Leçon deux : se concentrer sur les problèmes les plus importants, ou bien quelles questions philosophiques sont à poser ?

7 Le 23 avril 2010, Bill Gates a donné une conférence au MIT (Massachusetts Institute of Technology) dans laquelle il a demandé : « Les esprits les plus brillants se penchent-ils sur les problèmes les plus importants ? » Par « les problèmes les plus importants » il voulait évoquer « l’amélioration des conditions de vie des plus pauvres ; le développement de l’éducation, de la santé, de la nutrition ». Cette liste devait probablement inclure l’extension et l’affermissement de la paix, le respect des droits de l’Homme, l’amélioration des conditions environnementales et du niveau de vie, etc. Si nous suivons cette proposition, les esprits philosophiques les plus brillants devraient eux aussi orienter leur attention vers tous ces défis urgents. Il faudrait alors arrêter de philosopher et, au lieu de cela, commencer à agir concrètement pour ce monde désordonné. Autrement dit, nous pourrions fermer nos départements de philosophie et arrêter définitivement de corrompre philosophiquement les plus brillants de nos jeunes esprits. Pourtant, une telle solution apparaît comme un suicide ou une désertion. Elle s’apparente à la décision de brûler le panier de la montgolfière dans laquelle nous voyageons au prétexte que celle-ci descend trop vite. La philosophie correspond à ce que l’on doit garder dans un monde bon, et non à ce dont on doit se débarrasser dans un mauvais. Athènes est un endroit meilleur avec Socrate que sans. Ainsi doit-il y avoir une démarche différente à suivre que celle de la focalisation sans recul sur les problèmes les plus manifestes.

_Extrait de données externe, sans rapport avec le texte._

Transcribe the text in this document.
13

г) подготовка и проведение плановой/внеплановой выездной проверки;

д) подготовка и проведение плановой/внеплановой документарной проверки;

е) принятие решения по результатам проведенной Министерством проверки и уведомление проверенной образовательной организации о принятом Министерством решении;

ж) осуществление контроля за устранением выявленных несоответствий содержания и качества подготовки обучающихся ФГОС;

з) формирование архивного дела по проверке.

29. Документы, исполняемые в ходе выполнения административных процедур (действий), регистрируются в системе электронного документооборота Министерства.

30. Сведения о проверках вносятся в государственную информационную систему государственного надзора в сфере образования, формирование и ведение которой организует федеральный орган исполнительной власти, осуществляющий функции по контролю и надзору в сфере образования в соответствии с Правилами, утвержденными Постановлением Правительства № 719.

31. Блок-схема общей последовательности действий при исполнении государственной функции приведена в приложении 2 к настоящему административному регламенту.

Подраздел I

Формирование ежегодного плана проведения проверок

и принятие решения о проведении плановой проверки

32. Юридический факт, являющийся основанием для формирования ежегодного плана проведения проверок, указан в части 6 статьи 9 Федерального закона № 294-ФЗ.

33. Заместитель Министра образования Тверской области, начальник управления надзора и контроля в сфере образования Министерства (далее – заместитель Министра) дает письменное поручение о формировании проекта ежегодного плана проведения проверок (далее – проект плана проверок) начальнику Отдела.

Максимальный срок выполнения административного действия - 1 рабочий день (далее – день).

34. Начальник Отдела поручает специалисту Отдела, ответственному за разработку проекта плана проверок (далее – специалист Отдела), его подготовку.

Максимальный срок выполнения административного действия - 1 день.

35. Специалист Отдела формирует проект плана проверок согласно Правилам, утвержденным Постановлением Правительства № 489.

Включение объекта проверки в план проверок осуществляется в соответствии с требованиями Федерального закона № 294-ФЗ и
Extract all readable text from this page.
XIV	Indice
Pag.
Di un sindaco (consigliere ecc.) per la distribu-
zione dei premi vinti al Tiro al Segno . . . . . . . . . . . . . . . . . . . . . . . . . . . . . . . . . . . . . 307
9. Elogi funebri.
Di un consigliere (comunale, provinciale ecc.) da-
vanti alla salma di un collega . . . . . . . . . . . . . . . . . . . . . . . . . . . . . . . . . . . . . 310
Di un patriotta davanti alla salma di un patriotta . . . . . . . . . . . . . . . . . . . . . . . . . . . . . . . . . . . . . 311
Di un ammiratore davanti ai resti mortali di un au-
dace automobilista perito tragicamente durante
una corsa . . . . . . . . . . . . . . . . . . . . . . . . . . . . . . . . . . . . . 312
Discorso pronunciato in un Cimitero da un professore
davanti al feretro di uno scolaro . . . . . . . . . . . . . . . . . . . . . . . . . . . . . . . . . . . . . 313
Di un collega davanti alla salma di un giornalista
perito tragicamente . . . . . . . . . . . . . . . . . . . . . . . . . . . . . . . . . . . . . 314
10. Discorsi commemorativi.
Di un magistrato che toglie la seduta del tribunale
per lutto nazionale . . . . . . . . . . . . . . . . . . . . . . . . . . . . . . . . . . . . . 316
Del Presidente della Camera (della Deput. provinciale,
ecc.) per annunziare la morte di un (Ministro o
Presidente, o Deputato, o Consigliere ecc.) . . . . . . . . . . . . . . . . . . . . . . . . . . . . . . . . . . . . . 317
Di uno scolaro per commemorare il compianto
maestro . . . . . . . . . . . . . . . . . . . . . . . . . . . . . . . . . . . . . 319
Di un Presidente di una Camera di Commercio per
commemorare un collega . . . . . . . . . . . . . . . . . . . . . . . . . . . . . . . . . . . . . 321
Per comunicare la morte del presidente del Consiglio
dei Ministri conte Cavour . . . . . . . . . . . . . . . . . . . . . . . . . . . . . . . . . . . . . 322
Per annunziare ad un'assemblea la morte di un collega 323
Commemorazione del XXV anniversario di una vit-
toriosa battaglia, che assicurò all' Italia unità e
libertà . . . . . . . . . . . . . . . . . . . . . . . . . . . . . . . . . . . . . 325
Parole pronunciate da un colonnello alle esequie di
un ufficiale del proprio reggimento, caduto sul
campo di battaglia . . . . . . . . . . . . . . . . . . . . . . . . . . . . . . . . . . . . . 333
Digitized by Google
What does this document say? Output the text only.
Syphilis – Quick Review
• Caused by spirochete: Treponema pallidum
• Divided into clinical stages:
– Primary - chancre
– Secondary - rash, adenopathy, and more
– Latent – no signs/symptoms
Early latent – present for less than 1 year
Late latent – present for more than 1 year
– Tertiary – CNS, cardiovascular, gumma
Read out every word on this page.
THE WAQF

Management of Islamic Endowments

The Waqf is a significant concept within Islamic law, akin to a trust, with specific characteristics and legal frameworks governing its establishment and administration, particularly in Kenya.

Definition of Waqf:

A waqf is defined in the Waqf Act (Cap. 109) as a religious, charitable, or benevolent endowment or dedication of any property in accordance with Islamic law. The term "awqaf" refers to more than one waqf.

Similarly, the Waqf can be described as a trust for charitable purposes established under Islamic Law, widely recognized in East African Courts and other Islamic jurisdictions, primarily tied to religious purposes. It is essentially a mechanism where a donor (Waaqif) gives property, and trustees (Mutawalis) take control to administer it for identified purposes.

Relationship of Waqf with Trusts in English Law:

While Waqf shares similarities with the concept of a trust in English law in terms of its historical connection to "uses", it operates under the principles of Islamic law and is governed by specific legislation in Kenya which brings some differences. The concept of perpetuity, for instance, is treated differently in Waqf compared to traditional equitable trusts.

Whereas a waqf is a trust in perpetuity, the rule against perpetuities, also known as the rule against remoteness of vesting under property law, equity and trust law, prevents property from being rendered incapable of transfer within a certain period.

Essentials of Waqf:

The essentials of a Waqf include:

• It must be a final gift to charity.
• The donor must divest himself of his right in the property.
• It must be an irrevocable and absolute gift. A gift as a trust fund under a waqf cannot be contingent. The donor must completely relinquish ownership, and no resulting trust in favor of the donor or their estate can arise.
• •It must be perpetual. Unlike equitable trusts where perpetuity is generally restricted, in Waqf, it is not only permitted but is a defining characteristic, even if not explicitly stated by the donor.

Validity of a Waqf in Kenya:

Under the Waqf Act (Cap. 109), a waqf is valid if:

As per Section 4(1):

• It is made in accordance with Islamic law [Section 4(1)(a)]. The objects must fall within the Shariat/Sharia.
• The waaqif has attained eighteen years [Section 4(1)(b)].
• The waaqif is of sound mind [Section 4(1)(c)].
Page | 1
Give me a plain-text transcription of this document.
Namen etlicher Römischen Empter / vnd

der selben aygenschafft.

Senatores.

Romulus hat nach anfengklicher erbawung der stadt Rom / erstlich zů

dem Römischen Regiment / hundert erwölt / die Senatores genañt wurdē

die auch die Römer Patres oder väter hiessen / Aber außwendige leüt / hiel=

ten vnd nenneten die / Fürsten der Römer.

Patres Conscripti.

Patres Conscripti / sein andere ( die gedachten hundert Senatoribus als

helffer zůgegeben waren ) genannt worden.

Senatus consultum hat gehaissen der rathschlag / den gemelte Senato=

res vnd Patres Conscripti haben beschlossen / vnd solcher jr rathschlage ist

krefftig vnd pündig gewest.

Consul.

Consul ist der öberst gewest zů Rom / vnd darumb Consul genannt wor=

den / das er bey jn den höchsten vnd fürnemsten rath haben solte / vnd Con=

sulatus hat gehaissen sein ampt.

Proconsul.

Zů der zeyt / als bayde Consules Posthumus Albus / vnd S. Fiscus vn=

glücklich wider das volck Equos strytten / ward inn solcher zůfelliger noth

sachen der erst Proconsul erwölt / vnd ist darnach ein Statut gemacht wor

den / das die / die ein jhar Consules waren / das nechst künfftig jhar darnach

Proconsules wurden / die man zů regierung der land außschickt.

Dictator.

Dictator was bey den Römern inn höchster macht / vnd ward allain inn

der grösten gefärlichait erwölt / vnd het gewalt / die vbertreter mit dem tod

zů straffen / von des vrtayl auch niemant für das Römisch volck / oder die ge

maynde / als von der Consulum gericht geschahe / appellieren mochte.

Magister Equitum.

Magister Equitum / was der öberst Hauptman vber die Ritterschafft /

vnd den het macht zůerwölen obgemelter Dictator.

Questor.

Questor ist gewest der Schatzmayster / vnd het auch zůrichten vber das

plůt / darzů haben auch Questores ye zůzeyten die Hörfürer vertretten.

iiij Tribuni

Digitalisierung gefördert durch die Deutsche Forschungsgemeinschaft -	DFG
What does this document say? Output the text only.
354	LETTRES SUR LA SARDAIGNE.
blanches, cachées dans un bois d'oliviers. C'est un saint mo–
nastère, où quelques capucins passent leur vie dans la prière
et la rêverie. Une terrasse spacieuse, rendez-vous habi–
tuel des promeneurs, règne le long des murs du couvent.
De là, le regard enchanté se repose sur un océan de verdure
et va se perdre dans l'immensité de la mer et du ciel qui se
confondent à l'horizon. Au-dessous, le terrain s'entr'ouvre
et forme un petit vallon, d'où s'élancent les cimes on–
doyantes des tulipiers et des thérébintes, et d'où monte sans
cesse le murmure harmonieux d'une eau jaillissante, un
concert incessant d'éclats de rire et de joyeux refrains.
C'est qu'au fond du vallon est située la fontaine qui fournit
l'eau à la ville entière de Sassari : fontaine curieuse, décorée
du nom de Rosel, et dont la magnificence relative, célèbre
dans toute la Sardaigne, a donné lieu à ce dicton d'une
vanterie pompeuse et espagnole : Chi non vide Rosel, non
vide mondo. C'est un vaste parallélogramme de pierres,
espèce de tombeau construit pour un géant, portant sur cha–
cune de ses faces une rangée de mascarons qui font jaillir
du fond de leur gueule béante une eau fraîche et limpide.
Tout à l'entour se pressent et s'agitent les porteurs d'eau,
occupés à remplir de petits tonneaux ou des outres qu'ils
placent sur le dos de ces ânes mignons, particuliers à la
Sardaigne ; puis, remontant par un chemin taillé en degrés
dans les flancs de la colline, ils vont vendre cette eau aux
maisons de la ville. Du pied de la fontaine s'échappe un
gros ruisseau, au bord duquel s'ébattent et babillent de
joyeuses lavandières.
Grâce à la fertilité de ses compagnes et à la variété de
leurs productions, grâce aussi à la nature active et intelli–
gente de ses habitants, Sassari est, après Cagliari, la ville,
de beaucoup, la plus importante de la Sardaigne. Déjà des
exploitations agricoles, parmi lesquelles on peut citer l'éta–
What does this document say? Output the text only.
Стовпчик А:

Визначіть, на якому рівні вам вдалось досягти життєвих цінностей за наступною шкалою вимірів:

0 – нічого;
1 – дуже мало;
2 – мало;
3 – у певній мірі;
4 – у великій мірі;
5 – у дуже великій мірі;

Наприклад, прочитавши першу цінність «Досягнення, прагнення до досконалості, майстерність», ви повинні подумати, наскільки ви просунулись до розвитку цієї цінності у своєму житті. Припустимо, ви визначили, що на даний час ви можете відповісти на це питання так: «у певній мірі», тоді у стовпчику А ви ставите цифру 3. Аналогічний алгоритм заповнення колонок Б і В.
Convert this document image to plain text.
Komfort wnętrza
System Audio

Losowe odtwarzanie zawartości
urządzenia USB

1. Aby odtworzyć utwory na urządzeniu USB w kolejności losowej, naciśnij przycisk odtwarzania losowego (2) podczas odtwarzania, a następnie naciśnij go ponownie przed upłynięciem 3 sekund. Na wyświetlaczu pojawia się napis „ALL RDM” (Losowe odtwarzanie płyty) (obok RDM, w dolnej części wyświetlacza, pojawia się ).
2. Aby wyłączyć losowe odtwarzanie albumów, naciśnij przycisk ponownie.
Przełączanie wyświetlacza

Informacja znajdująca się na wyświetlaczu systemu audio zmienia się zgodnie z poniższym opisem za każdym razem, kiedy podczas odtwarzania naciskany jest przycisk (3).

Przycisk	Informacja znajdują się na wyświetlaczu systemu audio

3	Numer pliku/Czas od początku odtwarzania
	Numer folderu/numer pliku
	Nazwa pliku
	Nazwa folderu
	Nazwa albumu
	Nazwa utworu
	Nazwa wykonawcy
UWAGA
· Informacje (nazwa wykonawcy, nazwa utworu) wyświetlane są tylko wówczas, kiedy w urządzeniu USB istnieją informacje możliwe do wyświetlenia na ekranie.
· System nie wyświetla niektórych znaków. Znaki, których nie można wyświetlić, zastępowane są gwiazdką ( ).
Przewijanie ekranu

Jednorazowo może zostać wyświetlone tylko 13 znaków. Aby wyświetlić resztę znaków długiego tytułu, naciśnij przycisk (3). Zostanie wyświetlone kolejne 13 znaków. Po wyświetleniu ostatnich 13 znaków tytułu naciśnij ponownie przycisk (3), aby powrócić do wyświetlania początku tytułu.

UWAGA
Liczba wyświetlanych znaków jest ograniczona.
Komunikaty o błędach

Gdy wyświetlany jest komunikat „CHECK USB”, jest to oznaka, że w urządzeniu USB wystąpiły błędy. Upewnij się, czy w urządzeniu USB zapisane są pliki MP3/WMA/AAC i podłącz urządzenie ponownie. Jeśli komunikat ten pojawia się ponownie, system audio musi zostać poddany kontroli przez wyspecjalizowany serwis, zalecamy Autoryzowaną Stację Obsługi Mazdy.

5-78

8 Le fait est que cette philosophie peut être extrêmement utile. C’est en effet la philosophie, conçue comme construction de concepts, qui forge et affine les nouvelles idées, théories, perspectives et, plus généralement, le cadre intellectuel qui peut être utilisé pour comprendre et traiter les questions en surplomb qui nous défient si urgemment. Dans l’effort collectif produit par les esprits les plus brillants, les esprits philosophiques peuvent apporter leur contribution grâce à des mises en perspective et des visions, des analyses et des synthèses, des démarches heuristiques et des méthodes qui toutes peuvent nous aider à simplifier ou solutionner ces « problèmes les plus importants ». Dans la bataille contre la stupidité, l’obscurantisme, l’intolérance, les fanatismes et les fondamentalismes de toutes sortes, la bigoterie, le préjugé et la simple ignorance, chaque effort est précieux. Si ce constat donne l’impression d’être autoréférentiel, il rappelle aussi que plus grand est espéré le bond en avant, plus grand doit être l’élan qui le précède. On pourrait dire, en restant dans le registre de la métaphore, que la philosophie s’occupe des racines de la plante afin que sa partie aérienne puisse grandir plus sainement.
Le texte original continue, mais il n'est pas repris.